Others found that they couldn’t cope with the logistics. Case in point: some still have warehouses in the South or Midwest left over from their manufacturing days. “The result is that they now have product coming in on the West Coast, which they’re trucking to DCs in the Midwest — and then shipping back to customers on the West Coast,” Vera points out.
The initial move to outsource to Asia meant stuffing everything into the same distribution system, “and that was fine because everybody was doing that,” Vera says. But this caused problems, and logistics people realized that there was more to it than simply getting the freight to the warehouse.
In addition to the cost of trucking, “there’s the added time,” Vera says. That includes the “time I don’t have to talk to my customers.”
He adds: “If my competitor is smart enough to put a deconsolidation facility on the West Coast or even in Asia, they’re reducing that time.”
Yes, you can save money by manufacturing in Asia. But this depends on the product. “A lot of companies that had established networks are finding they had to rethink them,” Vera continues. “Companies that are actually manufacturing are really struggling with this right now. Companies relying on third parties, less so.”
Possible price pitfalls
Then there’s this: Have you ever tried to deal with a vendor who is not in your own back yard? You need an especially strong focus on vendor management, Zampa points out. And if you lack it? You might consider outsourcing the responsibility.

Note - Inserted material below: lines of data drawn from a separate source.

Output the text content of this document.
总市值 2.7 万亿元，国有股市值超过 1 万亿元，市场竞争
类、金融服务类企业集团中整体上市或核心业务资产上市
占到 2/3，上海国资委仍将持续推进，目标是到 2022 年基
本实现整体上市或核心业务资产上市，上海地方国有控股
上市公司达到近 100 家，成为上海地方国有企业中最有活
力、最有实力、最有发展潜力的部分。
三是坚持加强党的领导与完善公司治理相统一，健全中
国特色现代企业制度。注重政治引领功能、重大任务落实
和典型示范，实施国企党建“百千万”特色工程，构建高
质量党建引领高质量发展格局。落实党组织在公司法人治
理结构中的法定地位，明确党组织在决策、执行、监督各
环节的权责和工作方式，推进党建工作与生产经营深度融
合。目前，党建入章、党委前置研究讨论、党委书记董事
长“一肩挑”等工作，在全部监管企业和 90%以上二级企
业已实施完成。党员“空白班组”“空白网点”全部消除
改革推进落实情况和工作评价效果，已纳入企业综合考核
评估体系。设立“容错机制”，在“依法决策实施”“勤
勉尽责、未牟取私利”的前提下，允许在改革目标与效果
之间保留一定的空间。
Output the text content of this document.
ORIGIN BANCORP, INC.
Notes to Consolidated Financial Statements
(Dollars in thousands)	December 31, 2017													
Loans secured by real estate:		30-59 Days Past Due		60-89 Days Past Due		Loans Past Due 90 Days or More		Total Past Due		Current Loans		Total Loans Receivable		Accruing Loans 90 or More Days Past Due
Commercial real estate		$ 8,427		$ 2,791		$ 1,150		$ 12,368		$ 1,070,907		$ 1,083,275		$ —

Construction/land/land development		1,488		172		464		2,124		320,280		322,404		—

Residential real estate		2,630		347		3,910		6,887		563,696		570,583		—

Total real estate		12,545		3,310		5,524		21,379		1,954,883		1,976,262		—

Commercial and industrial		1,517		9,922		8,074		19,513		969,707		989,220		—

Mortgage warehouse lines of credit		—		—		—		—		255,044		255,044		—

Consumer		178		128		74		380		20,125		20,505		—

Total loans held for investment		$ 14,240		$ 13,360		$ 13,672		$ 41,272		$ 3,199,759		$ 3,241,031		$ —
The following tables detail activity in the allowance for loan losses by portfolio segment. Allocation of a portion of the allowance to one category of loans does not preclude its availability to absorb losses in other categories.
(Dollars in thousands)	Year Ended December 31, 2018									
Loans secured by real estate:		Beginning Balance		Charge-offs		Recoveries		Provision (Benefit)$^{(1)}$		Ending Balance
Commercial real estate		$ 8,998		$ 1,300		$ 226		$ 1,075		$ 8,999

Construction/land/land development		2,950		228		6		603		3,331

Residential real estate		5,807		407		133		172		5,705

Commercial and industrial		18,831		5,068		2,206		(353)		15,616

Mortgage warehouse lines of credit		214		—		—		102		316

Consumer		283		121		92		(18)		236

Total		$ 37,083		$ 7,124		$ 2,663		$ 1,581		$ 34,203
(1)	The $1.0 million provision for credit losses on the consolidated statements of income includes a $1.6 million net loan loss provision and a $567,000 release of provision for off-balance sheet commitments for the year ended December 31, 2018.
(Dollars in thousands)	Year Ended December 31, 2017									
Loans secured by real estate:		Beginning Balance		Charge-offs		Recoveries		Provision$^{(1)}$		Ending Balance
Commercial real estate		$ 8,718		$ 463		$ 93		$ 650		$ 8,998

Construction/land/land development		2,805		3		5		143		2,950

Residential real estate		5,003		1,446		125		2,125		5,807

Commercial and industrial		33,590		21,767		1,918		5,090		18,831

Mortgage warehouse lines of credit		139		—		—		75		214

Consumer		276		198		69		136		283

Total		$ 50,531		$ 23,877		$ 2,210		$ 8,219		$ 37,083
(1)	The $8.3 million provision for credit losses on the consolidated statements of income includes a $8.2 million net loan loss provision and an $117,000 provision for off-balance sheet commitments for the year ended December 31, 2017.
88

“You’ll need to pay close attention to purchase order management, making sure vendors are providing the right size, quantity and quality, and that shipments make the designated shipping window — not too soon or too late,” Zampa says.
You’ll also have to monitor the vendor’s documentation delivery. If the documents are wrong or missing, “there will be a problem with the international shipment,” he adds.
Barry makes a similar observation: “The complexity of the supply chain is greatly increased. The point is that multichannel companies need the people resources in place, whether internal or outsourced, to deal with the ever-changing production and supply chain.”
Jeff Morris is a freelance writer based in South Salem, NY.